Je ne comprends pas le masochisme de certains qui se polluent l'existence avec des IA inutiles qui vont terriblement ralentir la progression, voire la bloquer, et quand ils s'en sont enfin débarrassés ils se retrouvent au même point que sans IA.
Une victoire à la manière de Pyrrhus.
La meilleure façon de gagner une guerre, c'est de ne pas la faire.
Salut et fraternité*
Je me rappelle avoir merdé un bon bout de temps dans l'arête N de l'aiguille de Blaitière au lieu-dit "fausses vires Fontaine". Un petit mur très compact, sans une moindre fissure ni un moindre gratton (prise de bout de doigts), me bloquait le passage. Tentative à gauche, essai à droite, le petit mur menait par 2 à 0.
J'ai essayé d'empiler quelques gros blocs traînant par là, j'ai grimpé dessus, c'était très instable et la place était chichement mesurée, rien à faire.
Le petit mur menait par 3 à 0.
Je me suis alors dit que cette voie avait été ouverte au début du 20e siècle et qu'à cette époque les alpinistes se faisaient souvent la courte-échelle.

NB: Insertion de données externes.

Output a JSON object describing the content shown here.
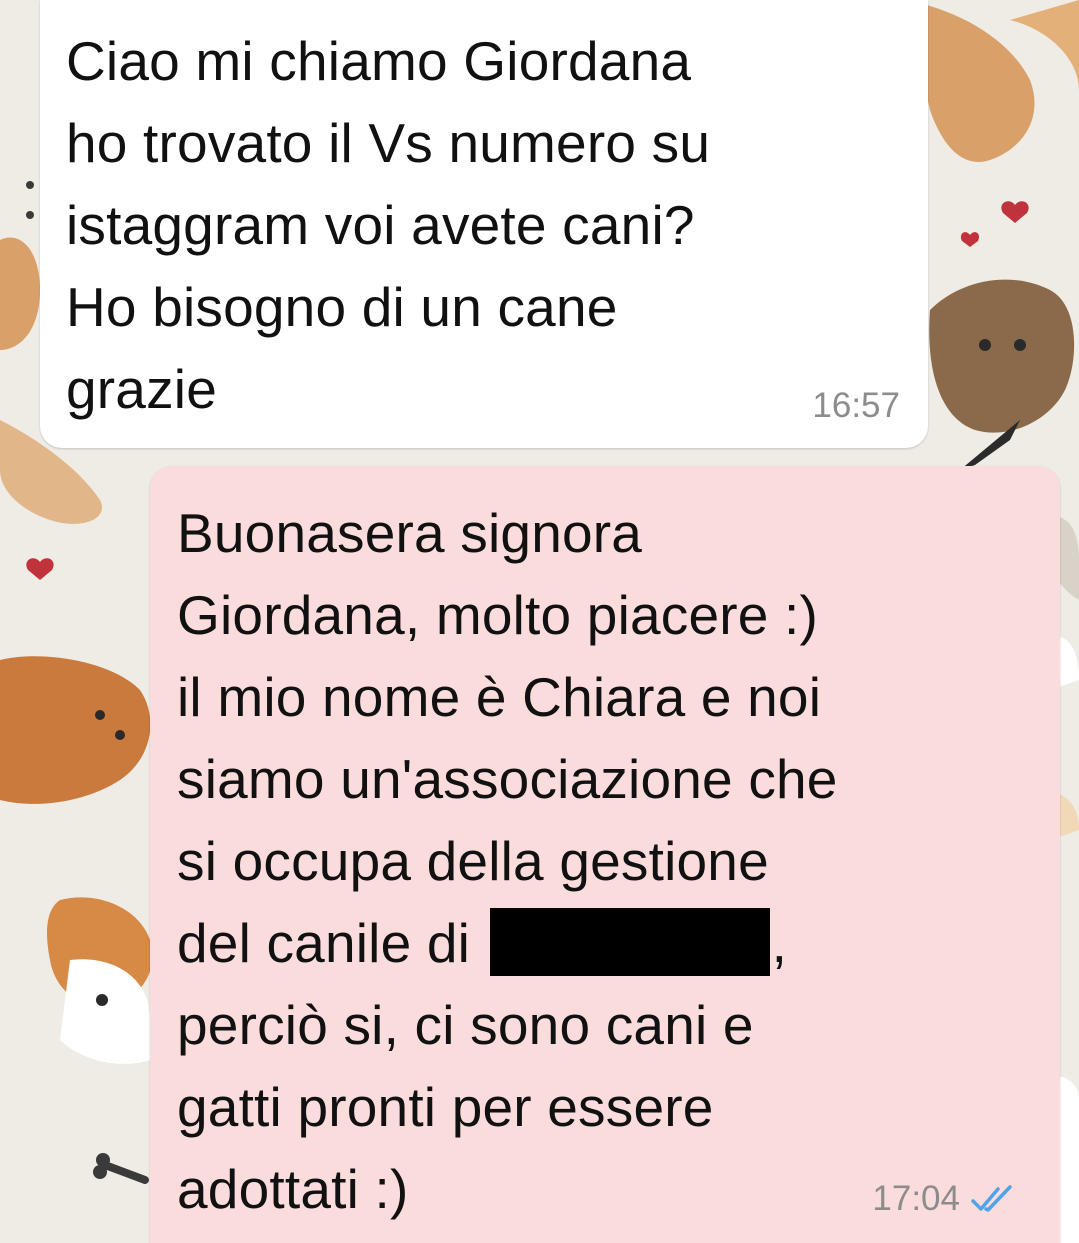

J'ai fait monter mon compagnon de cordée, très léger, sur mes épaules, c'était très dangereux parce qu'une chute aurait été mortelle, rien à faire.
Le petit mur menait par 4 à 0.
J'ai alors pensé à Walter Bonatti quand il ouvrit en solo le pilier SW des Drus. Dans une situation sans issue, ne pouvant ni monter ni descendre, ni traverser d'un côté ou de l'autre, il avait attaché à une corde un paquet de "quincaillerie" et avait lancé cela vers le haut, au 3ème essai cela s'était coincé, alors il avait fait sa prière et il avait grimpé sur la corde...
C'est par là que j'aurais dû commencer.
Mon lancer de corde fonctionna au 2ème essai, quelques mouvements de gymnastique et le petit mur était enlevé. J'avais perdu une bonne heure et pris des risques inutiles.
Tita Piaz fit un truc comme ça lors de la 1ère ascension de la Guglia De Amicis, dans les Dolomites. C'était le meilleur grimpeur de son époque et il avait essayé par tous les côtés, accumulant les buts (les échecs). Alors il monta sur le plateau en face de l'aiguille pour examiner les lieux... et il eut une idée de génie : il lesta une corde et la lança vers le sommet de la Guglia, elle s'accrocha, il la fixa solidement et il traversa le canyon sur la corde, priant comme un damné.
Il venait d'inventer la tyrolienne (la région s'appelle Tyrol) et il fixa une broche solide au sommet, puis il traversa dans l'autre sens, rappela sa corde et écrivit à Henri De Amicis, président du Club Alpin, pour lui dire qu'il avait réussi l'ascension et l'inviter à venir réaliser la Première (à l'époque, les premières ascensions en solo n'étaient pas comptabilisées faute de témoin) et lui verser la prime promise.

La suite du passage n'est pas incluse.